Kneppelfreed
Chaos na een rechtszaak
In oktober 1951 moest de Lemster veearts Sjirk Frânses van der Burg voor het kantongerecht in Heerenveen verschijnen wegens een verkeersovertreding. Tijdens de zitting voerde Van der Burg het woord in het Fries. De kantonrechter mr. S.R.Wolthers, woonde al lange tijd in Friesland, maar hij gaf de veearts te kennen het Fries niet te willen verstaan. Van der Burg vond echter dat hij in Friesland het recht had Fries te spreken. Daarop schorste Wolthers de zitting.
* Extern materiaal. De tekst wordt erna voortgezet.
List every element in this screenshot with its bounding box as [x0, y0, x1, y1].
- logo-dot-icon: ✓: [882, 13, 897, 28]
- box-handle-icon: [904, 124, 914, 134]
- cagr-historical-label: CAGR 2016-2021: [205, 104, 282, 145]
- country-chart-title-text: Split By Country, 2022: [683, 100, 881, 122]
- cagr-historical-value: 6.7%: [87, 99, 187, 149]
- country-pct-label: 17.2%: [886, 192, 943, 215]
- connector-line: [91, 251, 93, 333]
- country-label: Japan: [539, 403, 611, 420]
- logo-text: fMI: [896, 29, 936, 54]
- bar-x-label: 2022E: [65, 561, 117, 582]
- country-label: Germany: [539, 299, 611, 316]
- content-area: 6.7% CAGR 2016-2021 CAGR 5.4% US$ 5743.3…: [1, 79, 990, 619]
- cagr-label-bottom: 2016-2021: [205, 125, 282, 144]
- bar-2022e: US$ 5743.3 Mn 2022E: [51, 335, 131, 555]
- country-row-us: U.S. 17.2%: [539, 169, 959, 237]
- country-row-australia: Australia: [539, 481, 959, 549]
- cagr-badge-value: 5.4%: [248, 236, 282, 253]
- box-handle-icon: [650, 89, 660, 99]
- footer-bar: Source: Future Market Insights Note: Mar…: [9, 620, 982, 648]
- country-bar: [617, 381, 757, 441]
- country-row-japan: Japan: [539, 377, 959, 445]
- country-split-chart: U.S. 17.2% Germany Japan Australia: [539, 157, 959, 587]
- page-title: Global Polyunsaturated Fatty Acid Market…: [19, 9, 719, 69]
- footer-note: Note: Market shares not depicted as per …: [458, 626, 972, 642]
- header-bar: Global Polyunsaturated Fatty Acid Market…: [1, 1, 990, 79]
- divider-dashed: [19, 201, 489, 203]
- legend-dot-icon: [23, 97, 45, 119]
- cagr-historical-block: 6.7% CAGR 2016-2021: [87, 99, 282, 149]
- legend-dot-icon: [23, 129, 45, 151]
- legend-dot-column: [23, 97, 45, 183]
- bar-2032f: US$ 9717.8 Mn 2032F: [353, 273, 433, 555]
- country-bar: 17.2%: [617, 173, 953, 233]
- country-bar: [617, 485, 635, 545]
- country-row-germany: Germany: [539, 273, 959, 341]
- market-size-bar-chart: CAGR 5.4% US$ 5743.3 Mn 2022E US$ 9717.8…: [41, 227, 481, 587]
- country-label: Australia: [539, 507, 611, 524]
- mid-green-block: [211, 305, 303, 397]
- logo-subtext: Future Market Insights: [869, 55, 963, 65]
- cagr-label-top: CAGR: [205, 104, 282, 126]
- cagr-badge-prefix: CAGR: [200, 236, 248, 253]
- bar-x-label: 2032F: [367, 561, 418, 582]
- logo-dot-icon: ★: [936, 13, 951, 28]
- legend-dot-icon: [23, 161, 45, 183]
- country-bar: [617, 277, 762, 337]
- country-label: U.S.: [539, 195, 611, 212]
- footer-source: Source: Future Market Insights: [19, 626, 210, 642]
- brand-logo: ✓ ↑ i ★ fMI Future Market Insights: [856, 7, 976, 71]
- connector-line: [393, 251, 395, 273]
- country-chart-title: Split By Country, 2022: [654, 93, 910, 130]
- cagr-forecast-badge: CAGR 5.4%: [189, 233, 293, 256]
Hoewel de rechter na de schorsing stelde dat alleen de Nederlands gesproken verdediging mee zou tellen, bleef Van der Burg Fries spreken. Uiteindelijk werd de rechtszitting afgesloten toen de veearts de geëiste boete van zeven gulden betaald had. De rechtszitting was afgerond, maar de kwestie van het Fries in de rechtszaal was in beweging gezet.
De zaak tegen Van der Burg werd verslagen door een aantal journalisten. Fedde Schurer, het boegbeeld van de Heerenveense Koerier was één van hen. Van zijn hand verscheen een provocerend hoofdartikel tegen de arrogantie van de rechterlijke macht die weigerde de taal van het volk te verstaan. Het stuk was zo fel dat Schurer zelf voor de rechter moest verschijnen wegens belediging van de rechterlijke macht. Dit was precies de bedoeling van Schurer. Hij had de rechtszaak bewust uitgelokt omdat hij de rechter een uitspraak over de positie van het Fries in de rechtspraak wilde laten doen.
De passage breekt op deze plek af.